In July, Dushku led 11 Mormon women to Gulu, a war-ravaged corner of Uganda, to build a house and document the horrific tales of young women who had been kidnapped by rebels and conscripted into the so-called Lord's Resistance Army.

Nearly 50 percent of the "child soldiers" were girls who, like the boys, were forced to kill family members as a symbol of their loyalty. But the girls also did the cooking and washing and were sex slaves to the men.

Dushku described the ordeal of one young woman she met. Rose was snatched at age 10 and a year later had a baby by one of the men who regularly raped her. The 22-year-old mother of four is safe now, but, like so many others, continues to suffer from the trauma.

Rose told Dushku that a group of young girls was sitting under a tree when a soldier singled out one of them. He asked the girls if the one he chose was "beautiful." They didn't know what he wanted them to answer, but said, yes.

"Beauty is trouble for men," he told them. "It causes conflict and competition among them."

The soldier then shot the girl dead, Dushku said, and required the others to lick the blood off her body as a warning of what happens to "beautiful girls."

The group visited an LDS congregation in Gulu, where the young branch president told Dushku that every member — male and female — had been traumatized by war.

Another young mother, Lucy, now brings together 35 such female survivors every Sunday under a tree for a kind of support group.

"We Mormons are big into family history," Dushku said. "Lucy is creating a new kind of family with a history. And our 11 Mormon women are part of a family that now has a history. Creating these families and telling these stories is part of our concept of Zion."

Dushku returned to the United States and launched a nonprofit organization, THARCE-GULU Inc., which stands for Trauma, Healing and Reflecting Center. She wants to build a center where women can reveal the horrors they have experienced as a way of healing.
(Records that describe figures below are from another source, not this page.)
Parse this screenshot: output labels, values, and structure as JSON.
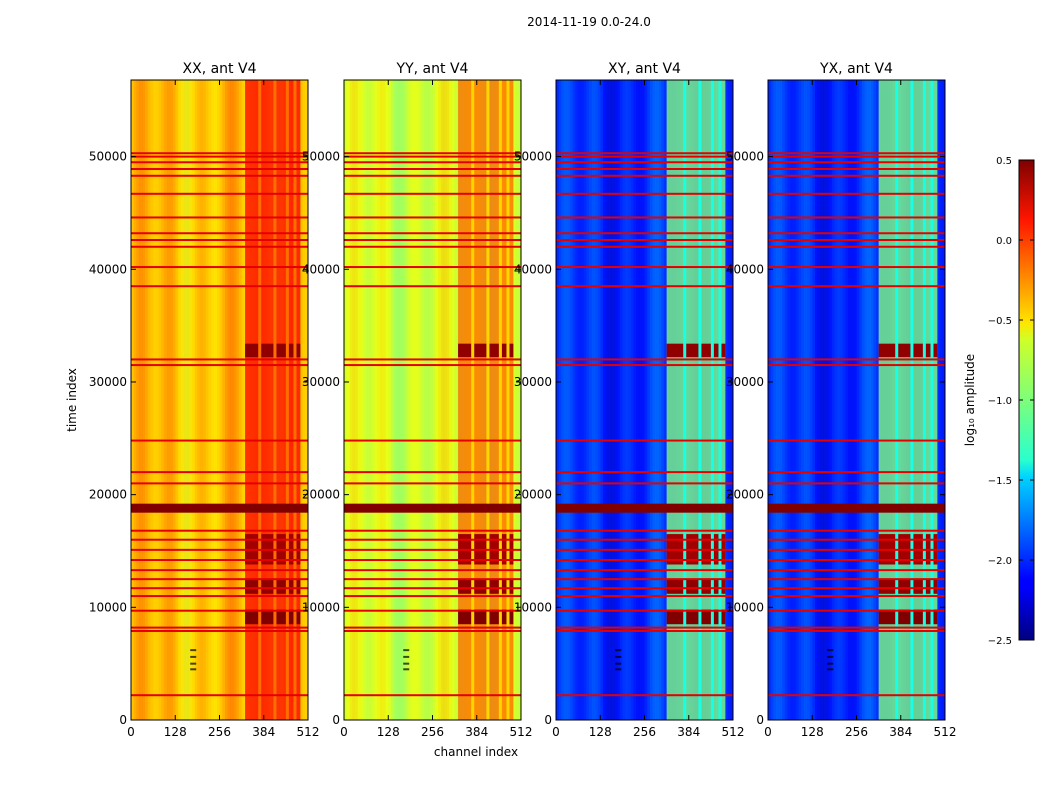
{
  "figure": {
    "suptitle": "2014-11-19 0.0-24.0",
    "ylabel": "time index",
    "xlabel": "channel index"
  },
  "colorbar": {
    "label": "log₁₀ amplitude",
    "range": [
      -2.5,
      0.5
    ],
    "ticks": [
      0.5,
      0.0,
      -0.5,
      -1.0,
      -1.5,
      -2.0,
      -2.5
    ],
    "tick_labels": [
      "0.5",
      "0.0",
      "−0.5",
      "−1.0",
      "−1.5",
      "−2.0",
      "−2.5"
    ],
    "colormap": "jet"
  },
  "chart_data": [
    {
      "type": "heatmap",
      "title": "XX, ant V4",
      "xlabel": "",
      "ylabel": "time index",
      "xlim": [
        0,
        512
      ],
      "ylim": [
        0,
        56800
      ],
      "xticks": [
        0,
        128,
        256,
        384,
        512
      ],
      "yticks": [
        0,
        10000,
        20000,
        30000,
        40000,
        50000
      ],
      "base_level": -0.45,
      "active_band_channels": [
        330,
        490
      ],
      "active_band_level": 0.1,
      "flagged_rows_level": 0.5
    },
    {
      "type": "heatmap",
      "title": "YY, ant V4",
      "xlabel": "channel index",
      "ylabel": "",
      "xlim": [
        0,
        512
      ],
      "ylim": [
        0,
        56800
      ],
      "xticks": [
        0,
        128,
        256,
        384,
        512
      ],
      "yticks": [
        0,
        10000,
        20000,
        30000,
        40000,
        50000
      ],
      "base_level": -0.75,
      "active_band_channels": [
        330,
        490
      ],
      "active_band_level": -0.2,
      "flagged_rows_level": 0.5
    },
    {
      "type": "heatmap",
      "title": "XY, ant V4",
      "xlabel": "",
      "ylabel": "",
      "xlim": [
        0,
        512
      ],
      "ylim": [
        0,
        56800
      ],
      "xticks": [
        0,
        128,
        256,
        384,
        512
      ],
      "yticks": [
        0,
        10000,
        20000,
        30000,
        40000,
        50000
      ],
      "base_level": -2.0,
      "active_band_channels": [
        320,
        490
      ],
      "active_band_level": -1.0,
      "flagged_rows_level": 0.5
    },
    {
      "type": "heatmap",
      "title": "YX, ant V4",
      "xlabel": "",
      "ylabel": "",
      "xlim": [
        0,
        512
      ],
      "ylim": [
        0,
        56800
      ],
      "xticks": [
        0,
        128,
        256,
        384,
        512
      ],
      "yticks": [
        0,
        10000,
        20000,
        30000,
        40000,
        50000
      ],
      "base_level": -2.0,
      "active_band_channels": [
        320,
        490
      ],
      "active_band_level": -1.0,
      "flagged_rows_level": 0.5
    }
  ],
  "shared": {
    "flagged_time_rows": [
      2200,
      7900,
      8200,
      9700,
      11000,
      11700,
      12500,
      13300,
      14200,
      15100,
      16000,
      16800,
      18700,
      21000,
      22000,
      24800,
      31500,
      32000,
      38500,
      40200,
      42000,
      42600,
      43200,
      44600,
      46700,
      48300,
      48900,
      49500,
      50000,
      50300
    ],
    "thick_flag_band": [
      18400,
      19200
    ],
    "high_amplitude_blocks": [
      {
        "t": [
          8500,
          9800
        ],
        "level": 0.5
      },
      {
        "t": [
          11200,
          12500
        ],
        "level": 0.45
      },
      {
        "t": [
          13800,
          16500
        ],
        "level": 0.4
      },
      {
        "t": [
          32200,
          33400
        ],
        "level": 0.45
      }
    ],
    "channel_gaps": [
      368,
      412,
      448,
      470
    ],
    "rfi_spot_channel": 180,
    "rfi_spot_times": [
      4500,
      5000,
      5600,
      6200
    ]
  }
}
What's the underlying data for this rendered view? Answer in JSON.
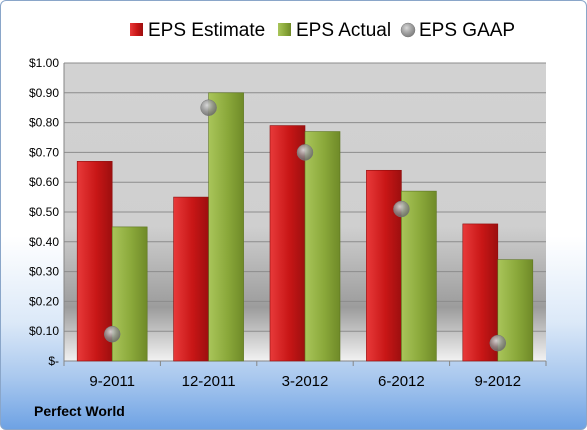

Dozens of eager participants from the LDS network have offered their time and money as have many others from various regions, religions and professions.

The fierce feminist feels an urgency to document these agonizing "herstories" before they, like so many other women's perspectives, are lost.

"To hear their stories and do nothing is to be a voyeur," one participant told Duskhu, expressing what they all felt. "I will not be that."